The session was hosted by The Netherlands' embassy at the United Nations as well as UN Women, an agency of the world body, which underlined that the participants came from across the Syrian spectrum.

The head of UN Women, South Africa's former deputy president Phumzile Mlambo-Ngcuka, said the goal was to ensure that women form at least 30 percent of all the delegations at the looming peace talks.

The campaigners were due Tuesday to meet with Lakhdar Brahimi, the United Nations and Arab League envoy who has spent months trying to bring Syria's warring sides to the table.

The long-awaited Geneva II peace talks -- a follow-up to a meeting last year whose terms were never implemented -- are set to begin with an international conference on January 22 in the city of Montreux.

Two days later, they are scheduled to shift to Geneva itself, where Brahimi is to broker meetings between the Syrian authorities and the opposition.

Given that women and children make up the overwhelming majority of the millions of Syrians driven from their homes by almost three years of bitter civil war, women must be involved in all levels of peace efforts, the campaigners said in a statement.

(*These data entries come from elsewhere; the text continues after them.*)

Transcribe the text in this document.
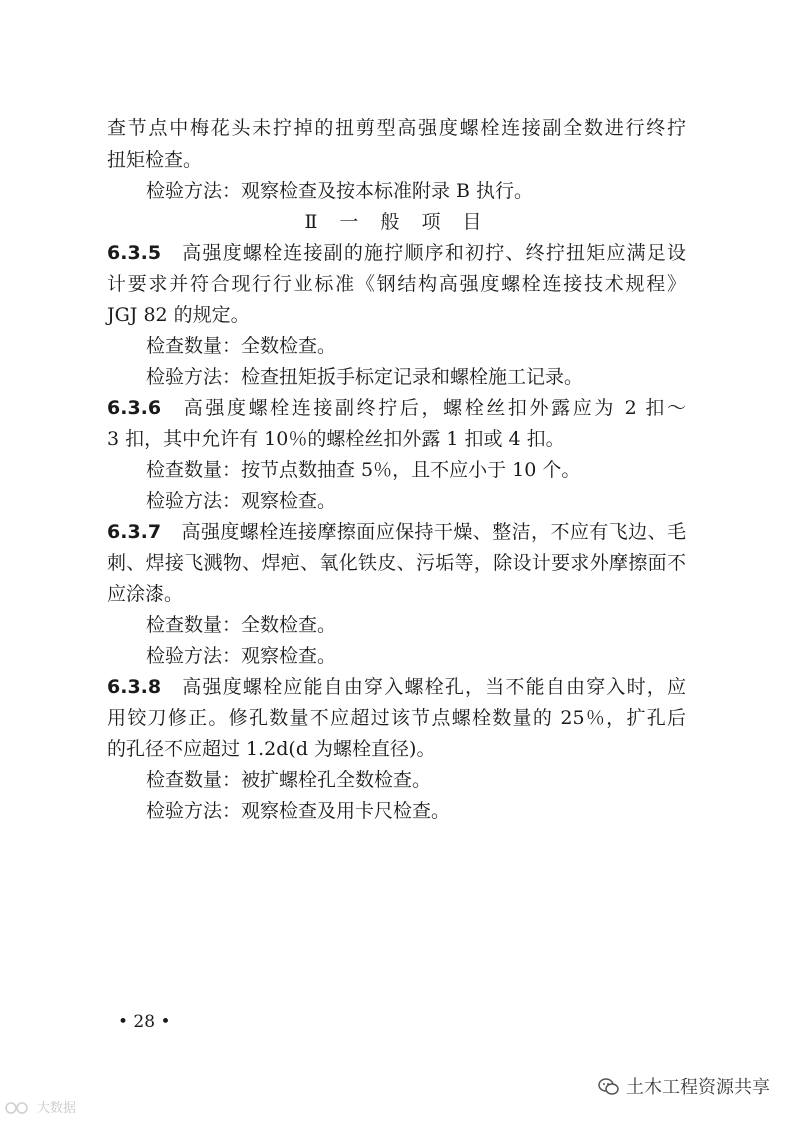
查节点中梅花头未拧掉的扭剪型高强度螺栓连接副全数进行终拧
扭矩检查。
检验方法：观察检查及按本标准附录 B 执行。
Ⅱ 一 般 项 目
6.3.5 高强度螺栓连接副的施拧顺序和初拧、终拧扭矩应满足设
计要求并符合现行行业标准《钢结构高强度螺栓连接技术规程》
JGJ 82 的规定。
检查数量：全数检查。
检验方法：检查扭矩扳手标定记录和螺栓施工记录。
6.3.6 高强度螺栓连接副终拧后，螺栓丝扣外露应为 2 扣～
3 扣，其中允许有 10％的螺栓丝扣外露 1 扣或 4 扣。
检查数量：按节点数抽查 5％，且不应小于 10 个。
检验方法：观察检查。
6.3.7 高强度螺栓连接摩擦面应保持干燥、整洁，不应有飞边、毛
刺、焊接飞溅物、焊疤、氧化铁皮、污垢等，除设计要求外摩擦面不
应涂漆。
检查数量：全数检查。
检验方法：观察检查。
6.3.8 高强度螺栓应能自由穿入螺栓孔，当不能自由穿入时，应
用铰刀修正。修孔数量不应超过该节点螺栓数量的 25％，扩孔后
的孔径不应超过 1.2d(d 为螺栓直径)。
检查数量：被扩螺栓孔全数检查。
检验方法：观察检查及用卡尺检查。
• 28 •
土木工程资源共享
大数据
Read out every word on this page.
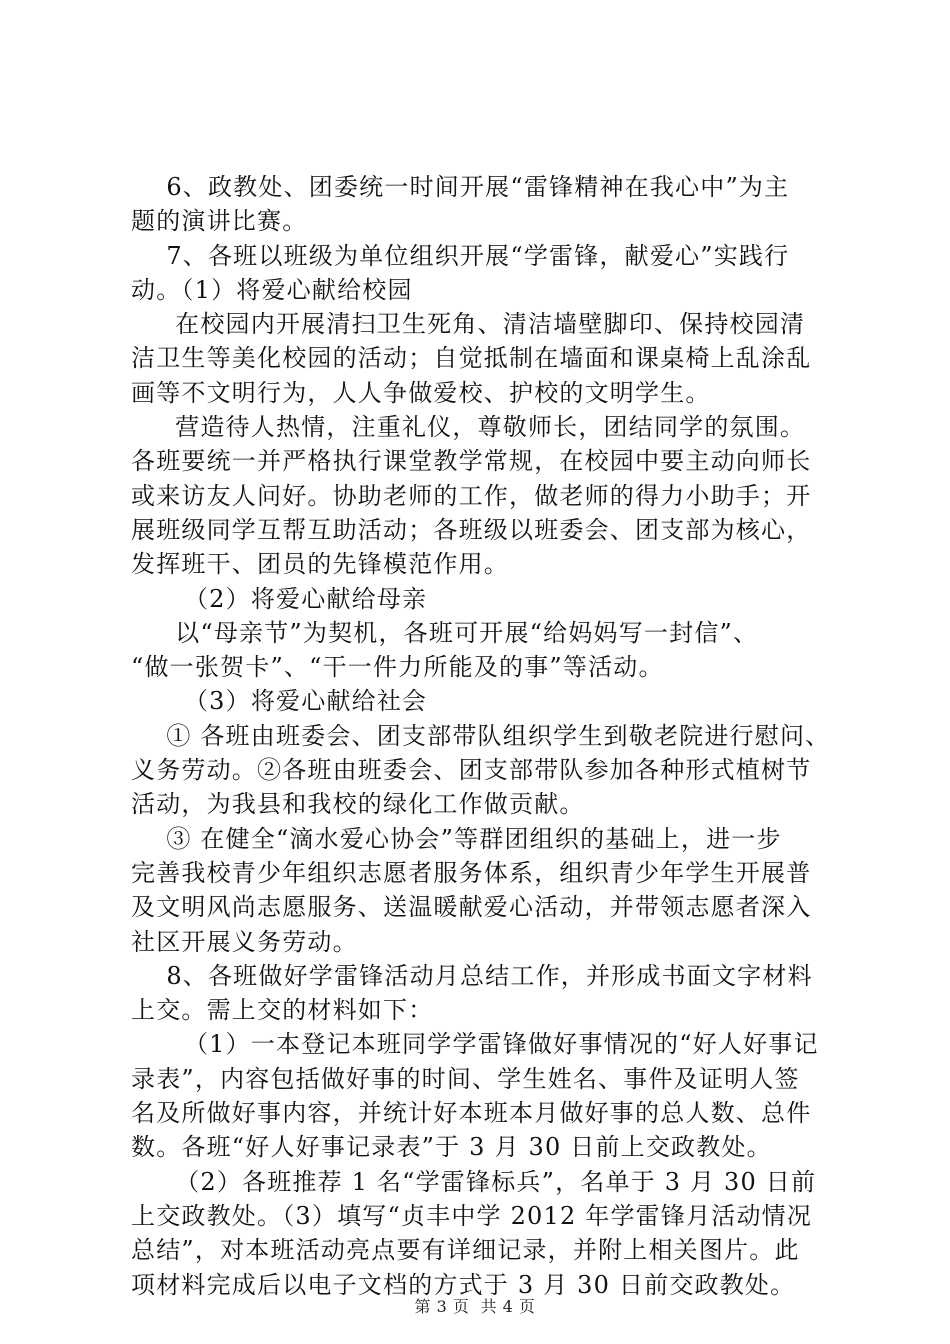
6、政教处、团委统一时间开展“雷锋精神在我心中”为主
题的演讲比赛。
7、各班以班级为单位组织开展“学雷锋，献爱心”实践行
动。（1）将爱心献给校园
在校园内开展清扫卫生死角、清洁墙壁脚印、保持校园清
洁卫生等美化校园的活动；自觉抵制在墙面和课桌椅上乱涂乱
画等不文明行为，人人争做爱校、护校的文明学生。
营造待人热情，注重礼仪，尊敬师长，团结同学的氛围。
各班要统一并严格执行课堂教学常规，在校园中要主动向师长
或来访友人问好。协助老师的工作，做老师的得力小助手；开
展班级同学互帮互助活动；各班级以班委会、团支部为核心，
发挥班干、团员的先锋模范作用。
（2）将爱心献给母亲
以“母亲节”为契机，各班可开展“给妈妈写一封信”、
“做一张贺卡”、“干一件力所能及的事”等活动。
（3）将爱心献给社会
① 各班由班委会、团支部带队组织学生到敬老院进行慰问、
义务劳动。②各班由班委会、团支部带队参加各种形式植树节
活动，为我县和我校的绿化工作做贡献。
③ 在健全“滴水爱心协会”等群团组织的基础上，进一步
完善我校青少年组织志愿者服务体系，组织青少年学生开展普
及文明风尚志愿服务、送温暖献爱心活动，并带领志愿者深入
社区开展义务劳动。
8、各班做好学雷锋活动月总结工作，并形成书面文字材料
上交。需上交的材料如下：
（1）一本登记本班同学学雷锋做好事情况的“好人好事记
录表”，内容包括做好事的时间、学生姓名、事件及证明人签
名及所做好事内容，并统计好本班本月做好事的总人数、总件
数。各班“好人好事记录表”于 3 月 30 日前上交政教处。
（2）各班推荐 1 名“学雷锋标兵”，名单于 3 月 30 日前
上交政教处。（3）填写“贞丰中学 2012 年学雷锋月活动情况
总结”，对本班活动亮点要有详细记录，并附上相关图片。此
项材料完成后以电子文档的方式于 3 月 30 日前交政教处。
第 3 页  共 4 页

"If Geneva II doesn't work, we'll keep working to make Geneva III work, or Geneva IV or Geneva V," said Rafif Jouejati of the Local Coordination Committees network, which opposes the Syrian regime but has also been targeted by hardline Islamist rebels.

"We have come together as Syrian women looking to make peace... If Geneva II doesn't work, we will push the men who are making war to make peace," she added.